Ege Üniversitesinde 2015 yılında Fırat Yılmaz Çakıroğlu'nun öldürülmesine ilişkin davada yargılanan Cihat Babatonguz'a "devletin birliğini ve ülke bütünlüğünü bozmak" ve "terör örgütü faaliyeti kapsamında kasten öldürmek" suçlarından 2 kez ağırlaştırılmış müebbet ve terör örgütü adına faaliyette bulunmak suçlarından 15 yıl hapis cezası verilmesinin gerekçesi açıklandı.
İzmir 18. Ağır Ceza Mahkemesi, gerekçeli kararında Cihat Babatonguz'un PKK'nın gençlik yapılanması ve sempatizanlarınca düzenlenen eylemlere katıldığı kaydedildi.
Sanığın, Fırat Çakıroğlu'nun bıçakla öldürülmesi olayının asıl faili Nurullah Semo'nun yanında yer aldığı belirtildi.
'SUÇU TEREDDÜT ŞEKİLDE GERÇEKLEŞTİRDİ'
Cinayetin terör örgütünün amaçları doğrultusunda işlendiği belirtilirken, "Sanık Cihat Babatonguz'un PKK silahlı terör örgütünün amaç ve faaliyeti doğrultusunda Nurullah Semo'nun iradesini kuvvetlendirmek ve ona cesaret vermek suretiyle yardım eden sıfatıyla kasten adam öldürme suçunu tereddütsüz şekilde gerçekleştirdiği anlaşılmıştır." denildi.
Yargıtay kararlarına da yer verilen gerekçeli kararda, şöyle denildi:
"Öldürme eyleminin toplum üzerinde meydana getirdiği etki, sanığın işlediği araç fiille devlet otoritesinin ülkesinde yaşayan halkın güvenliğini koruma görevini gerçekleştiremediği algısının oluştuğu, zayıfladığı ve işbirliğini yitirdiği imajını yaratmaya elverişli olduğu, toplumda korku ve endişe hissinin meydana geldiği, sanığın bu suretle devlet birliği ve bütünlüğünü bozma amacına ulaşmaya çalıştığı ve bu haliyle atılı suçu tereddütsüz şekilde işlediği anlaşılmakla, aksi yöndeki savunmalarına itibar edilmeyerek atılı suçtan
cezalandırılmasına karar verilmiştir."
İNDİRİM YAPILMADI
Kararda, sanığın olayın öncesi ve olay sırasında örgüt güdümlü kişilerle birlikte hareket ettiğinin tespit edildiği belirtildi.

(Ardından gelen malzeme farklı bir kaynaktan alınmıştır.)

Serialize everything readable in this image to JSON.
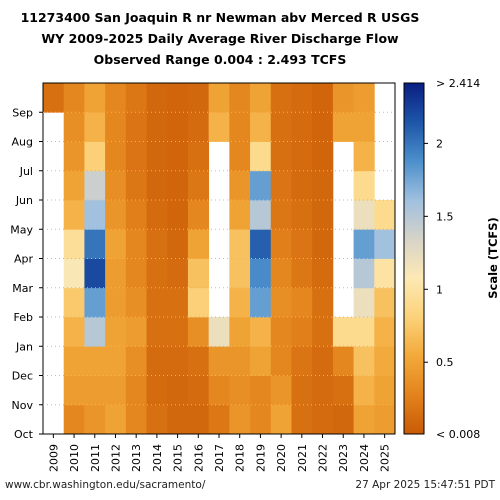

Cezada "takdiri indirim" öngören Türk Ceza Kanunu'nun 62/1 maddesinin uygulanmasına yer olmadığı kanaatine varıldığı belirtilirken, şöyle denildi:
"Sanığın, öldürme eylemi öncesi hareket ettiği kişilerle birlikte güvenlik kamera kayıtlarına yansıdığı şekliyle taşlı sopalı eyleme giriştiği, olay sonrası tanık anlatımlarından anlaşıldığı şekliyle soğukkanlı şekilde bir şey olmamış gibi olay mahallinden uzaklaştığı, o gün GSM hattını kırdığı, İstanbul'a gittiği ve bir süre sonra örgütün hücre evinde yakalanması şeklinde beliren olumsuz kişilik özellikleri dikkate alınarak sanık hakkında TCK'nin 62/1 maddesinin uygulamasına yer olmadığına karar verilerek hüküm kurulmuştur."